Mr Simons also pointed out that there are still some uncertainties to be faced: an increase in the LNG imports in China (after the end of COVID-19 lockdowns); the possible complete cut of all Russian gas supplies flowing through Ukraine; problems in the French nuclear power fleet, which could lead to an increase in its gas demand; infrastructure failures and winter weather. Finally, he focused on the Market Correction Mechanism, a temporary measure introduced in the EU at the end of 2022. It can act as a price cap for gas in cases in which its price reaches €180/MWh. Considering the current gas prices, it will not be easily triggered, and it would only apply to derivative contracts – leaving bilateral and physical contracts out of its scope.

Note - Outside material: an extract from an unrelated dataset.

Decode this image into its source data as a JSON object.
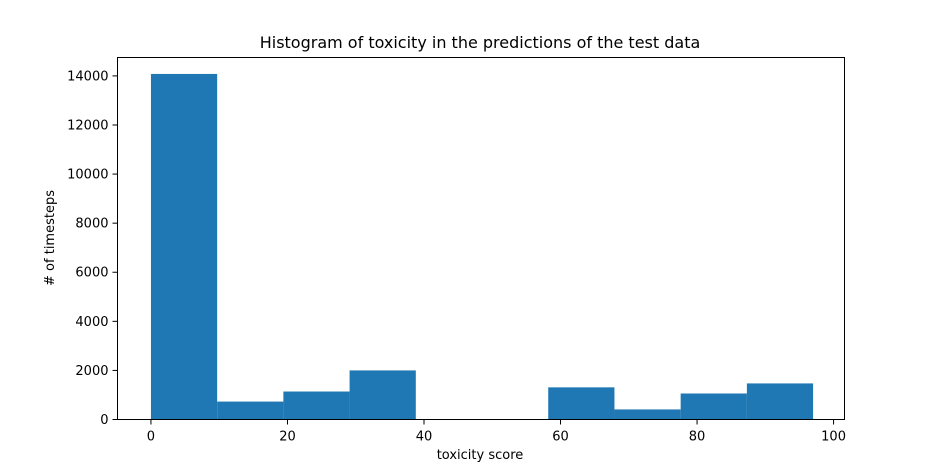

Jan Haizmann, Chair of Legal Committee, EFET focused on the “force majeure” element of recent events, which makes them hard to be avoided or overcome and, when it comes to contracts, it leads to the impossibility of delivering or accepting the obligation on the part of the claiming party. In the specific case of the Russian gas disruption, Dr Haizmann explained that it caused a major insolvency risk for several European buyers (utilities and suppliers), which led to a nationalization of certain companies. However, agreeing on standard solutions to respond to trade restrictions has not been easy because not all contracts are the same.
Subsequently, our panellist analysed the sanctions regimes in the US and EU, that first started in 2014 with the Russian occupation of Crimea. As of 2023, gas and power trading remain outside of their scope. On the financial side, major Russian banks have been eclipsed from financing trade, which has complexed the payment methods for commodity transactions. Since the invasion of Ukraine started, the EU has adopted 10 sanction packages with the objective of reducing Russian income from exporting commodities to Europe. Inevitably, Russia has responded with unilateral sanctions too: buyers of Russian natural gas based in “unfriendly states” would have to pay in Russian roubles, and gas deliveries to Poland and Bulgaria would be suspended for a certain period. Dr Haizmann concluded his presentation by highlighting that, despite the recent developments, gas trade between Russia and western countries continues, as it remains out of the scope of the sanction regimes.
The Q&A sessions between the audience and our speakers addressed relevant aspects of energy trading in wholesale markets. They especially focused on adequacy issues in the electricity market, possible future uncertainties in the gas market due to a global economic rebound, the existing barriers to long-term contracting, and liquidity problems for European utilities during price spikes.